Analyze: The retrieval and evaluation of both internal and external data to create new knowledge comprises this part of the AURI cycle. In this QI project, retrieving and evaluating data from HMC's EMR and studying and condensing the ACCP Guidelines represents the analyze component. The new knowledge gained from the analyze phase was three-fold: the correct prophylaxis choices were often clear to experienced clinicians but not to inexperienced residents; ideally, a single drug would be suggested for pharmacoprophylaxis; risk stratification was rarely performed at admission.

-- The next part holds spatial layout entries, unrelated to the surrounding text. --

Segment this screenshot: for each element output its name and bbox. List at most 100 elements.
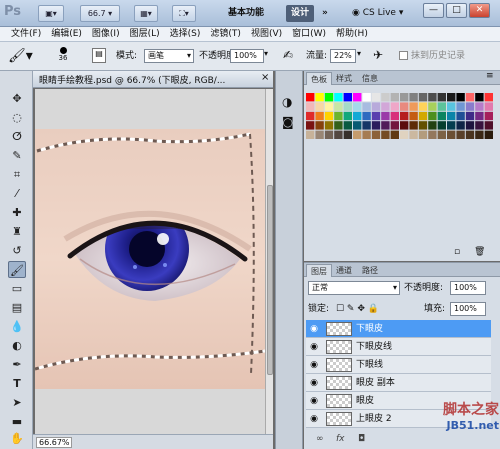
opacity-dropdown-icon[interactable]: ▾ <box>264 49 268 58</box>
layer-row[interactable]: ◉ 眼皮 副本 <box>306 374 491 392</box>
visibility-eye-icon[interactable]: ◉ <box>308 377 320 389</box>
swatch[interactable] <box>315 93 324 102</box>
swatch[interactable] <box>437 102 446 111</box>
swatch[interactable] <box>409 111 418 121</box>
swatch[interactable] <box>362 102 371 111</box>
swatch[interactable] <box>484 111 493 121</box>
zoom-select[interactable]: 66.7 ▾ <box>80 5 120 22</box>
swatch[interactable] <box>447 93 456 102</box>
mode-select[interactable]: 画笔 ▾ <box>144 49 194 63</box>
swatch[interactable] <box>390 93 399 102</box>
healing-brush-tool-icon[interactable]: ✚ <box>8 204 26 221</box>
lock-icons[interactable]: ☐ ✎ ✥ 🔒 <box>336 302 379 316</box>
swatch[interactable] <box>343 130 352 139</box>
swatch[interactable] <box>437 111 446 121</box>
swatch[interactable] <box>409 93 418 102</box>
swatch[interactable] <box>353 121 362 130</box>
airbrush-icon[interactable]: ✈ <box>373 48 383 62</box>
dodge-tool-icon[interactable]: ◐ <box>8 337 26 354</box>
swatch[interactable] <box>343 111 352 121</box>
swatch[interactable] <box>334 121 343 130</box>
gradient-tool-icon[interactable]: ▤ <box>8 299 26 316</box>
swatch[interactable] <box>400 130 409 139</box>
swatch[interactable] <box>465 111 475 121</box>
crop-tool-icon[interactable]: ⌗ <box>8 166 26 183</box>
panel-menu-icon[interactable]: ≡ <box>486 71 494 81</box>
swatch[interactable] <box>484 93 493 102</box>
visibility-eye-icon[interactable]: ◉ <box>308 341 320 353</box>
swatch[interactable] <box>315 111 324 121</box>
brush-panel-toggle-icon[interactable]: ▤ <box>92 48 106 63</box>
swatch[interactable] <box>447 121 456 130</box>
swatch[interactable] <box>418 130 428 139</box>
blend-mode-select[interactable]: 正常 ▾ <box>308 281 400 295</box>
eyedropper-tool-icon[interactable]: ⁄ <box>8 185 26 202</box>
swatch[interactable] <box>362 130 371 139</box>
swatch[interactable] <box>447 130 456 139</box>
swatch[interactable] <box>484 121 493 130</box>
swatch[interactable] <box>428 111 437 121</box>
swatch[interactable] <box>381 121 390 130</box>
swatch[interactable] <box>437 121 446 130</box>
swatch[interactable] <box>306 130 315 139</box>
visibility-eye-icon[interactable]: ◉ <box>308 413 320 425</box>
swatch[interactable] <box>324 121 334 130</box>
history-brush-tool-icon[interactable]: ↺ <box>8 242 26 259</box>
swatch[interactable] <box>428 102 437 111</box>
swatch[interactable] <box>484 130 493 139</box>
swatch[interactable] <box>315 102 324 111</box>
menu-item-2[interactable]: 图像(I) <box>87 27 125 41</box>
menu-item-5[interactable]: 滤镜(T) <box>205 27 246 41</box>
swatch[interactable] <box>447 111 456 121</box>
erase-history-checkbox[interactable] <box>399 51 408 60</box>
swatch[interactable] <box>428 121 437 130</box>
swatch[interactable] <box>456 130 465 139</box>
swatch[interactable] <box>371 93 381 102</box>
swatch[interactable] <box>465 93 475 102</box>
swatch[interactable] <box>306 111 315 121</box>
menu-item-3[interactable]: 图层(L) <box>125 27 165 41</box>
fx-icon[interactable]: fx <box>336 434 345 444</box>
document-close-icon[interactable]: × <box>261 72 269 83</box>
swatch[interactable] <box>475 102 484 111</box>
swatch[interactable] <box>362 121 371 130</box>
swatch[interactable] <box>456 121 465 130</box>
opacity-input[interactable]: 100% <box>230 49 264 63</box>
visibility-eye-icon[interactable]: ◉ <box>308 323 320 335</box>
hand-tool-icon[interactable]: ✋ <box>8 430 26 447</box>
menu-item-8[interactable]: 帮助(H) <box>331 27 373 41</box>
swatch[interactable] <box>390 121 399 130</box>
swatch-grid[interactable] <box>306 93 496 213</box>
swatch[interactable] <box>334 102 343 111</box>
swatch[interactable] <box>400 121 409 130</box>
tab-paths[interactable]: 路径 <box>358 264 382 277</box>
workspace-design-button[interactable]: 设计 <box>286 5 315 22</box>
tab-swatches[interactable]: 色板 <box>306 72 332 85</box>
tab-info[interactable]: 信息 <box>358 72 382 85</box>
tablet-opacity-icon[interactable]: ✍ <box>283 48 293 62</box>
fill-input[interactable]: 100% <box>450 302 486 316</box>
tab-styles[interactable]: 样式 <box>332 72 356 85</box>
marquee-tool-icon[interactable]: ◌ <box>8 109 26 126</box>
swatch[interactable] <box>456 102 465 111</box>
layer-opacity-input[interactable]: 100% <box>450 281 486 295</box>
swatch[interactable] <box>353 111 362 121</box>
path-selection-tool-icon[interactable]: ➤ <box>8 394 26 411</box>
layer-row[interactable]: ◉ 下眼皮线 <box>306 338 491 356</box>
flow-input[interactable]: 22% <box>330 49 356 63</box>
swatch[interactable] <box>306 93 315 102</box>
flow-dropdown-icon[interactable]: ▾ <box>357 49 361 58</box>
swatch[interactable] <box>390 130 399 139</box>
clone-stamp-tool-icon[interactable]: ♜ <box>8 223 26 240</box>
swatch[interactable] <box>353 93 362 102</box>
new-swatch-icon[interactable]: ▫ <box>454 247 460 257</box>
menu-item-1[interactable]: 编辑(E) <box>46 27 87 41</box>
swatch[interactable] <box>447 102 456 111</box>
swatch[interactable] <box>390 102 399 111</box>
swatch[interactable] <box>334 130 343 139</box>
close-button[interactable]: ✕ <box>469 3 490 18</box>
brush-picker[interactable]: 36 <box>52 45 74 69</box>
swatch[interactable] <box>428 93 437 102</box>
swatch[interactable] <box>409 121 418 130</box>
swatch[interactable] <box>409 130 418 139</box>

Understand: Sharing the new knowledge derived from the analysis phase with the quality improvement team comprises this part of the AURI cycle. The team identified barriers such as baseline resident knowledge, inability to use a single low-molecular weight heparin, insufficient availability of mechanical prophylaxis devices, and concerns for the feasibility of improvement with voluntary compliance.
Redesign: The redesign phase is a result of the CKM process rather than a step in the CKM process. The new standard of practice at HMC that involved risk stratification of all patients at the time of admission based on a standard risk stratification system as well as the testing of multiple models of mechanical prophylaxis devices by the Department of Nursing comprises this part of the AURI cycle.
Implementation: Sharing new knowledge derived from the analysis phase with all clinicians and other stakeholders comprises this part of the AURI cycle. The first barrier to success, baseline resident knowledge, was tackled during the roll-out of required education. Additionally, the Operations Department purchased an adequate number of machines and made them easily accessible. The EHR was modified to capture the use of mechanical prophylaxis devices and the use of pharmacoprophylaxis continued to be captured. We were not able to capture the timing of the risk assessment, which unfortunately, had to be done manually on a small sample of the patients.
Despite seeing modest gains, a second AURI cycle was needed to address the remaining two barriers. As noted above, the analysis phase identified the need for a more structured, standardized approach. The understanding phase led to the new knowledge that risk assessment needed to be required instead of voluntary, prophylaxis needed to be simplified, and appropriate guidelines needed to be shared in real-time with residents. The redesign phase resulted in the clinical decision support tool described above as well as a policy change that Pharmacy would substitute appropriate low-molecular weight heparin for patients with renal failure. The implement phase was the education and go-live of the CDS tool.
The time elapsed from the beginning of the first AURI cycle to the implementation of the second AURI cycle was only 9 months. As you can see, the CKM process and the AURI cycle can allow for rapid institutional improvement and identification of barriers to improvement. The success of this project highlights the way that efficient quality improvement methodologies result in significant financial gains as well as reduced morbidity and mortality.